Danielle Da Costa and Hassan Qandil
Danielle Da Costa and Hassan Qandil received second place for their research project at the 10th Graduate Research Symposium of the Federation of North Texas Universities.

Two mechanical and energy engineering doctoral students received first and second place at the 10th Graduate Research Symposium of the Federation of North Texas Universities. Guo Quan Lim received first place for his work on ozone research and pollutants in Denton County, and Hassan Qandil received second place for creating a computer algorithm to better harvest the sun’s energy using Fresnel lenses.

Diving into Denton

Lim’s research focused on a long-term trend analysis at the Denton Airport South monitoring station where volatile organic compounds (VOCs) – which serve as a precursor to ozone – were measuring higher than in urban areas like Dallas and Fort Worth.

“We found that natural gas production was responsible for most of the VOCs in Denton,” said Lim. “However, the volume of natural gas production doesn’t directly translate to the VOCs concentration. Fort Worth had a higher gas production volume than Denton, but on average it measured at less than a third of Denton’s.”

Lim said the key difference between Fort Worth and Denton was stricter regulation, including a higher setback distance and more stringent reporting criteria, and that imposing stricter regulations on the gas well in Denton would likely be beneficial to local air quality.

Concentrating on energy

Qandil’s research, along with the help of undergraduate student Danielle Da Costa, focused on using a computer algorithm to design Fresnel lens concentrators, which are plastic sheets with a series of concentric grooves etched into it to focus sunlight onto a particular spot. The developed design can meet the geometry and energy needs for any thermal application, such as heating water, drying corps, or even welding steel and melting glass.

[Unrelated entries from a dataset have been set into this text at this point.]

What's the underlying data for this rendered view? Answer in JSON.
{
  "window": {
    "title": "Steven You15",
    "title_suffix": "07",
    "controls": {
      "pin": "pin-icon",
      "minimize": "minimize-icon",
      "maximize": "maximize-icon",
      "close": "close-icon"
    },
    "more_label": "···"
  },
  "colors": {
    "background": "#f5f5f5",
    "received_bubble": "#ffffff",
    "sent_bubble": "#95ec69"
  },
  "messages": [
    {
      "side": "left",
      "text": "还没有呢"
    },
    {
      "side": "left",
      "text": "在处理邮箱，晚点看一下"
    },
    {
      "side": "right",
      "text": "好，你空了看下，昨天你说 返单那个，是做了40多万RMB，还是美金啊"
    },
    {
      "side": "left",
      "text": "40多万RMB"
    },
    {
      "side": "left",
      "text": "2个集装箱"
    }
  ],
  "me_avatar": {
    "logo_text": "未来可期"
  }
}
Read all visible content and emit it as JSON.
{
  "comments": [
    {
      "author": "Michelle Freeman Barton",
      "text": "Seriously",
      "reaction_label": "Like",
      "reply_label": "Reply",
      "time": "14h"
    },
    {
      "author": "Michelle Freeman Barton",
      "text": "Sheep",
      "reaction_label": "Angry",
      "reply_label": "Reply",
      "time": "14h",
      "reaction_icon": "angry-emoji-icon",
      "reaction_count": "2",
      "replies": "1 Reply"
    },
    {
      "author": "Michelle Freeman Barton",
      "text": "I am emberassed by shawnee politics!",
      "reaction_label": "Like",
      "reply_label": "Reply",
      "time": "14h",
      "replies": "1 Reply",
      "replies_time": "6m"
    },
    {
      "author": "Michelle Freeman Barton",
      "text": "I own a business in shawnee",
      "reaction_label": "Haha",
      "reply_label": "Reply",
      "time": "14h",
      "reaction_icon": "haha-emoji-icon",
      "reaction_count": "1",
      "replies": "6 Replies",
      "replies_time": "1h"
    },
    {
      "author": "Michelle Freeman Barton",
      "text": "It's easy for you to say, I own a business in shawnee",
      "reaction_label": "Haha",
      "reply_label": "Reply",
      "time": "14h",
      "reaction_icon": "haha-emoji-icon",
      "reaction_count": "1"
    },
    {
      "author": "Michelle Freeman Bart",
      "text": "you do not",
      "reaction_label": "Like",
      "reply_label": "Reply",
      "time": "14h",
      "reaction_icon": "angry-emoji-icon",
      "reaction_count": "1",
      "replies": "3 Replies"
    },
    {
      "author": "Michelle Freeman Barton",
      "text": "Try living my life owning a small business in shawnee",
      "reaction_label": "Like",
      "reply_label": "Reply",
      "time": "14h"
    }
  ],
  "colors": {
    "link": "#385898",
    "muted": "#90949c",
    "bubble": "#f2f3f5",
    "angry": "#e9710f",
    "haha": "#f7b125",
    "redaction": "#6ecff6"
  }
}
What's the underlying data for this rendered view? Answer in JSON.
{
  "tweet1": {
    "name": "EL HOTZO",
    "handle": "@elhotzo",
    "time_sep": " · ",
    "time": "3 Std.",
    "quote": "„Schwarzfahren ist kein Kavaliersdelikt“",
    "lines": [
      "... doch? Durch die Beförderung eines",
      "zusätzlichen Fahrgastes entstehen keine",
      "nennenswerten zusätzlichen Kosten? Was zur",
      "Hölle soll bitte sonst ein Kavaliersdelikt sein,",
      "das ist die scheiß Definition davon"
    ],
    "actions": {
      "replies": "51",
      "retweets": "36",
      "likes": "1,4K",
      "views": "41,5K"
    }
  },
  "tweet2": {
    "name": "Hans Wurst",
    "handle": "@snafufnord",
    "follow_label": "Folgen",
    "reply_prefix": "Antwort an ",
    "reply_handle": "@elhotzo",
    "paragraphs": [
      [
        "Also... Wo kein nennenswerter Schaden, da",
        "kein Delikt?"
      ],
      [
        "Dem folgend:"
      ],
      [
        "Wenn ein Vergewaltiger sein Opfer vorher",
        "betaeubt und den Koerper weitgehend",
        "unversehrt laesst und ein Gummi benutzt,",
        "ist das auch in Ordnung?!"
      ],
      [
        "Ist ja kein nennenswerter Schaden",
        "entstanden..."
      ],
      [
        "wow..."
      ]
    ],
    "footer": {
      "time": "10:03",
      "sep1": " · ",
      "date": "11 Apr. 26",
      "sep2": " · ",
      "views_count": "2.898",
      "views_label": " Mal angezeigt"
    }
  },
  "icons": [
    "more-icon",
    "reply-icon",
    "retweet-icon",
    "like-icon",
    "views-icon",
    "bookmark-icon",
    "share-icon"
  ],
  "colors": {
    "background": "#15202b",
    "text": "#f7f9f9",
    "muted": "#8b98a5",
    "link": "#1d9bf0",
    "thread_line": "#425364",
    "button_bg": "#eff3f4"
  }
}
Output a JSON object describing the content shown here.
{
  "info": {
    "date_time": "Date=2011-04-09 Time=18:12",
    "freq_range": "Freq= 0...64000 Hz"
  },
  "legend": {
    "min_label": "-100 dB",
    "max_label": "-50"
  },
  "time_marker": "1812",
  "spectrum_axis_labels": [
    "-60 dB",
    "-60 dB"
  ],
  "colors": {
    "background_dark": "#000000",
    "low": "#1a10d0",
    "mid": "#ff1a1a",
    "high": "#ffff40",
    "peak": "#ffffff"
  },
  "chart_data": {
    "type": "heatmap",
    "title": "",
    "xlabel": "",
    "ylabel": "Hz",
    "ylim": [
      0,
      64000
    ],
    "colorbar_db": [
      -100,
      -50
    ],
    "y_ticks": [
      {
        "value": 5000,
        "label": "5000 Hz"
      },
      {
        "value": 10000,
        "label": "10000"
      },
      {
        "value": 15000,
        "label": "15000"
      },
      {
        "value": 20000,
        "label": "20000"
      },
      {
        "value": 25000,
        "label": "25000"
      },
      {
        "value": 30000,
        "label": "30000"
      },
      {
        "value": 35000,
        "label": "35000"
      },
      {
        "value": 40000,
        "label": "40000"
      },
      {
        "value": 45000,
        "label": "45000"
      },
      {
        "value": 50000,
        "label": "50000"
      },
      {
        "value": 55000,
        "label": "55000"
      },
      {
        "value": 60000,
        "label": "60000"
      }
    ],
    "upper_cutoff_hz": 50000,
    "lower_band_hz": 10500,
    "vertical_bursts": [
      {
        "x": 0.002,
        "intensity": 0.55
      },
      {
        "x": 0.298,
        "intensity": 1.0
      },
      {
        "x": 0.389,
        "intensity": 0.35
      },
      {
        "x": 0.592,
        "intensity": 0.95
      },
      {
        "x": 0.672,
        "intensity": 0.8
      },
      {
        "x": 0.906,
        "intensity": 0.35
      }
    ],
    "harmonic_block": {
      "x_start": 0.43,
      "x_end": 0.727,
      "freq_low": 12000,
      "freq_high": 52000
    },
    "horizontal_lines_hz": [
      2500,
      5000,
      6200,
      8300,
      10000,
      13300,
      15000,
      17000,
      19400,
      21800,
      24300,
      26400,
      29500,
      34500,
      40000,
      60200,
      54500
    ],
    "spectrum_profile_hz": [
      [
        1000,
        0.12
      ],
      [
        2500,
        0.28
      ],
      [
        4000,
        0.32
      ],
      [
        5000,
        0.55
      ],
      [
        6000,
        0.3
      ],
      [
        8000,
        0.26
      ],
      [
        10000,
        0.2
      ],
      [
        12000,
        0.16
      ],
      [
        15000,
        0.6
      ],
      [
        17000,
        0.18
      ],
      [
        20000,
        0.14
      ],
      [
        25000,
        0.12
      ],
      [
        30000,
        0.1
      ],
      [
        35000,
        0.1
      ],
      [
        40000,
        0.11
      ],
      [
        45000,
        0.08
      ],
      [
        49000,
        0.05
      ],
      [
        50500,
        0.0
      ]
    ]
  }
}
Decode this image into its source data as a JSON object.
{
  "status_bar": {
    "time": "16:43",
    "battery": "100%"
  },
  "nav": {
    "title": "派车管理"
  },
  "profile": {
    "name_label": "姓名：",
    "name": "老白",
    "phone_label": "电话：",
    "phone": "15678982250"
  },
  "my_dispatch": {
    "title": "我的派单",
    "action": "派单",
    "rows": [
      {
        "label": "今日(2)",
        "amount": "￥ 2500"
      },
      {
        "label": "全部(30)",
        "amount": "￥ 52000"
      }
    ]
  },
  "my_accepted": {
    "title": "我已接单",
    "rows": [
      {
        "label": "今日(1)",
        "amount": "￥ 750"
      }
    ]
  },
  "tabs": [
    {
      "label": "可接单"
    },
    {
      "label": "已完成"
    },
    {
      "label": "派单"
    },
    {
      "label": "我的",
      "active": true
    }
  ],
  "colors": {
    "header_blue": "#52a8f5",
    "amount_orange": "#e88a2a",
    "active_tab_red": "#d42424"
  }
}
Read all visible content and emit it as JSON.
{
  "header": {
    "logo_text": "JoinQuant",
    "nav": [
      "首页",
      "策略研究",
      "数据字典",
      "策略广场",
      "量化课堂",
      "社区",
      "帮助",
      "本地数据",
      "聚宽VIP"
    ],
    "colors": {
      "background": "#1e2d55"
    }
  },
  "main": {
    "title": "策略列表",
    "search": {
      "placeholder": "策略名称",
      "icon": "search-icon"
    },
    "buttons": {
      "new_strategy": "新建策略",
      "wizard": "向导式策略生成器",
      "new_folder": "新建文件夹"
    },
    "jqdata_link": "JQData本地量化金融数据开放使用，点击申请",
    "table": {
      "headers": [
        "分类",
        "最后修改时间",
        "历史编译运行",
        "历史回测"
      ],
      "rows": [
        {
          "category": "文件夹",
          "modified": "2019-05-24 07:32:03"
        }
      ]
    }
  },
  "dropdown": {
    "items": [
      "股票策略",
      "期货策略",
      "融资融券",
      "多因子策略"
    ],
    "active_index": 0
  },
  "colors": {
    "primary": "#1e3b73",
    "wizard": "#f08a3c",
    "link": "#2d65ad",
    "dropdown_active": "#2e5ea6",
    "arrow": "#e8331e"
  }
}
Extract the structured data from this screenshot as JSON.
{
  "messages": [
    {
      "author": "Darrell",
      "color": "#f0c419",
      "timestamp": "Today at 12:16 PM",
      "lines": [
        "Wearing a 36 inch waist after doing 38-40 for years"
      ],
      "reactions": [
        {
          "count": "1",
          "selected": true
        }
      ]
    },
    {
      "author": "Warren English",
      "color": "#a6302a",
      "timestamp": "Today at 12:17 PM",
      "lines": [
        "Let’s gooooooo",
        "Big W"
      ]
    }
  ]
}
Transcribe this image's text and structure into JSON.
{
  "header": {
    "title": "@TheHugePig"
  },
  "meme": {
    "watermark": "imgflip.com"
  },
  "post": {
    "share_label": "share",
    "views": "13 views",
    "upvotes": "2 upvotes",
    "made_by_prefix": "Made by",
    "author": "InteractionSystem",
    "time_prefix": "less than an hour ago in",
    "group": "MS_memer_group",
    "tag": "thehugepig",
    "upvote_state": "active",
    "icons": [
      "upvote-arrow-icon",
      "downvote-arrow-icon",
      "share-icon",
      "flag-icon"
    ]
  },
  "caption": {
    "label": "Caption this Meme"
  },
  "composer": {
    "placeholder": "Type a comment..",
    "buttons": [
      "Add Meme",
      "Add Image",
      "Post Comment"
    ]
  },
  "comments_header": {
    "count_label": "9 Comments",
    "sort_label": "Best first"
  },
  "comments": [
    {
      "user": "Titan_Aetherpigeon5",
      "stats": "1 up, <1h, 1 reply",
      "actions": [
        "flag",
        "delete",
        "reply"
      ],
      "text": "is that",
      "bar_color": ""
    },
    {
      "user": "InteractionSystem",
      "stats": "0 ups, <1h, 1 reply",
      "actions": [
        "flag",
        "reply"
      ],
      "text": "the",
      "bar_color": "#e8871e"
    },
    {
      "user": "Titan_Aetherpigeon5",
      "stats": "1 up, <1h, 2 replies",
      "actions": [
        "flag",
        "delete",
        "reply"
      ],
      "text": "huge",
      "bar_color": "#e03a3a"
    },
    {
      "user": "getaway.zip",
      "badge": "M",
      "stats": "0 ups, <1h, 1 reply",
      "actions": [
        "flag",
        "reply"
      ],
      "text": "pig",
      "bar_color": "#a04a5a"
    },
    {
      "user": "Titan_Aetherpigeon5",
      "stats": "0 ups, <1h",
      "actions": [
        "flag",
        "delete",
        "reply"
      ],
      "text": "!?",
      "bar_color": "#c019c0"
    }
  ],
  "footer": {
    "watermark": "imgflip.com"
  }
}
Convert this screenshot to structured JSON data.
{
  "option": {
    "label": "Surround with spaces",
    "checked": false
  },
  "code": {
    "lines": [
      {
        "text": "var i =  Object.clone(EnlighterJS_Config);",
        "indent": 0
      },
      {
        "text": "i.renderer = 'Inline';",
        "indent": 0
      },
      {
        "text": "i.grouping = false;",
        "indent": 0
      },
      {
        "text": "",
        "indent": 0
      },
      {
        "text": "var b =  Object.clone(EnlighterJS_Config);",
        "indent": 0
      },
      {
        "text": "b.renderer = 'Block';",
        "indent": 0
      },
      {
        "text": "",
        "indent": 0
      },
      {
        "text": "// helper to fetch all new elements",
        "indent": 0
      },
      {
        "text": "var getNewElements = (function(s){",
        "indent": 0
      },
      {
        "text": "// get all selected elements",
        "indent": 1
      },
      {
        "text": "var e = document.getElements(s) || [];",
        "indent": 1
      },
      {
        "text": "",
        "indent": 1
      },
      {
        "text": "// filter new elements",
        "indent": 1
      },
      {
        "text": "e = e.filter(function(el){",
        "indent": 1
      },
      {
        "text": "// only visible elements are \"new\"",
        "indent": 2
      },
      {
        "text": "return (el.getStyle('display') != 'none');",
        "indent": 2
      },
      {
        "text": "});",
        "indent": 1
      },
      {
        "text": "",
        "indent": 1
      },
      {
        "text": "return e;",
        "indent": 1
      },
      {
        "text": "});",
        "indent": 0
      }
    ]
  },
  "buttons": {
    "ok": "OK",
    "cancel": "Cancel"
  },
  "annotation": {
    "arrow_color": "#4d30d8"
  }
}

“Using a computer algorithm, the research matches the lens concentrator design to any application that requires heat input,” said Qandil. “The optimized design more efficiently utilizes space and resources, reducing the initial costs while maximizing the efficiency of energy harvesting.”

The work, along with the ongoing research on lens manufacturing, could lead to a future where customers could design and fabricate lenses that best align with their energy needs.